Nov. 12—First Avenue Parking opened at 715 W. First Ave. in January 1957 as the first location with the patented Parkmaster system that used a massive elevator, which had a turntable inside to place cars on concrete shelves in a five-story parking garage. General Machinery Co., of Spokane, fabricated the machine which was designed by William J. Porter.

Ads for the garage touted the indoor weather protection where automation guaranteed no damage to your car. The company had incorporated in 1953.

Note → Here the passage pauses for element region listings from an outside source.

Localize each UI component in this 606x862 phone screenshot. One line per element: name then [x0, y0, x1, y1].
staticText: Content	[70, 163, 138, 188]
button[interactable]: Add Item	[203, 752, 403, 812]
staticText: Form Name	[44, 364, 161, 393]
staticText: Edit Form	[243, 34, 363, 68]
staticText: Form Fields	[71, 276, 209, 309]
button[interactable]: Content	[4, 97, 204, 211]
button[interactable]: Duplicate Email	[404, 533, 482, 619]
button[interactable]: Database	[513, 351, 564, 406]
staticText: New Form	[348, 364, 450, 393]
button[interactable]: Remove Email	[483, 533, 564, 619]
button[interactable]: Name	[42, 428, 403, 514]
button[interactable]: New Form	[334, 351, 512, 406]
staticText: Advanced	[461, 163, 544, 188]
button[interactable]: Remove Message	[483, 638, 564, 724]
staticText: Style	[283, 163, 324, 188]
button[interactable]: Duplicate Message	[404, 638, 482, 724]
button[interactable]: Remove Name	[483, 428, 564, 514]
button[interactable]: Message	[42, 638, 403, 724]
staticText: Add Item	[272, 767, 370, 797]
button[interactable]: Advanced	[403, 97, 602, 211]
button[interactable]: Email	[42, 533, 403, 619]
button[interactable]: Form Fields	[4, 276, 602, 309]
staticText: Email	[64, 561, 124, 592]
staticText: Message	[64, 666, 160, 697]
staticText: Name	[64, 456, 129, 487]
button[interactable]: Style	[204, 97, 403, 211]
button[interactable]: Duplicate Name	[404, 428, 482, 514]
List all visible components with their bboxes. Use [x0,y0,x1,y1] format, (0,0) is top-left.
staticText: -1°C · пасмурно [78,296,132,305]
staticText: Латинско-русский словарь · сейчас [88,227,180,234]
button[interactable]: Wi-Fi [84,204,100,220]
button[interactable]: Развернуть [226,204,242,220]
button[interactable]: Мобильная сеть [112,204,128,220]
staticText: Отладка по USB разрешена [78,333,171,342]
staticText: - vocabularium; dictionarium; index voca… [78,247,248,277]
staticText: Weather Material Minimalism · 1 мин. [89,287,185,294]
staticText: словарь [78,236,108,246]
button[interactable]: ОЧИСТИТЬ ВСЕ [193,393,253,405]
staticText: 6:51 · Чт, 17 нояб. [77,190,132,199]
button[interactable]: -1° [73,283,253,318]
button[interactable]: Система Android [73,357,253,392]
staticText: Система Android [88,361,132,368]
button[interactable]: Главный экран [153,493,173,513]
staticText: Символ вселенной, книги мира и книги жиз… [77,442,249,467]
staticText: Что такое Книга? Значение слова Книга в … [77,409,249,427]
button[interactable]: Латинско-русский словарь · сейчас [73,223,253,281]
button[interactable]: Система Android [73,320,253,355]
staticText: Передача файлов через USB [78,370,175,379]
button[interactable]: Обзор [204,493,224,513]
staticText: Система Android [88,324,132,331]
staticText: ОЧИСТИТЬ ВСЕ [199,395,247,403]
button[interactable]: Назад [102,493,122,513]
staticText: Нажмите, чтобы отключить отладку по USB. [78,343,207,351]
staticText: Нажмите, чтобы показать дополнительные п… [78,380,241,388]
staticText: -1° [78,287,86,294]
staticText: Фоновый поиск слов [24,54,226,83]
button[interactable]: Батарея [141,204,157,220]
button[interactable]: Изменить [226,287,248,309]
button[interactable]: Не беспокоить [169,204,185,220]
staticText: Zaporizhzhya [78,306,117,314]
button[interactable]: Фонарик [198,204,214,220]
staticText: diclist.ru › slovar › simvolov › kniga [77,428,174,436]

Parkmaster was a few years behind the Pigeon Hole Parking automated parking garage that opened around 1950. That mechanism, invented by brothers Leo and Vaughn Sanders who had been inspired by the mechanical automation of the timber and milling industry, hydraulically lifted cars and placed them on open-air skeletal steel frames. The brothers claimed that spaces in a concrete garage would cost $1,200 each versus only $300 for a Pigeon Hole frame.

The first Pigeon Hole parking lot was at 22 N. Madison St. and was operated by the Fox Theater around the block. Pictures and stories of the mechanical parking garage had appeared in newspapers and magazines around the world. The Sanders brothers were quickly taking orders for units heading to Los Angeles, Phoenix, New York City and Chicago. They even fielded inquiries from Europe and South America.

Spokane would eventually have four Pigeon Hole Parking machines around the city. After the initial surge of interest, the Sanders' business began to slow in the 1960s. Breakdowns in the machinery could trap cars for hours or days.

Robert B. Hyslop, author of the city's architectural history "Spokane Building Blocks," described the Parkmaster as a single tower elevator that could push cars two-deep into each slot. And he said operators rode in a cab over the cars and could step out onto the car's roof if necessary. "My 1952 Hudson received a dent in its top from this cause and (I) never went back," he wrote later in his 1983 book.

Though the company claimed multiple units were under construction in 1957, they filed for bankruptcy in 1959. Hyslop said the sheet metal front of the building slowly came loose, and the machine eventually failed. The site was unused until it was incorporated into the new Desert Saharan Motor Inn in 1962.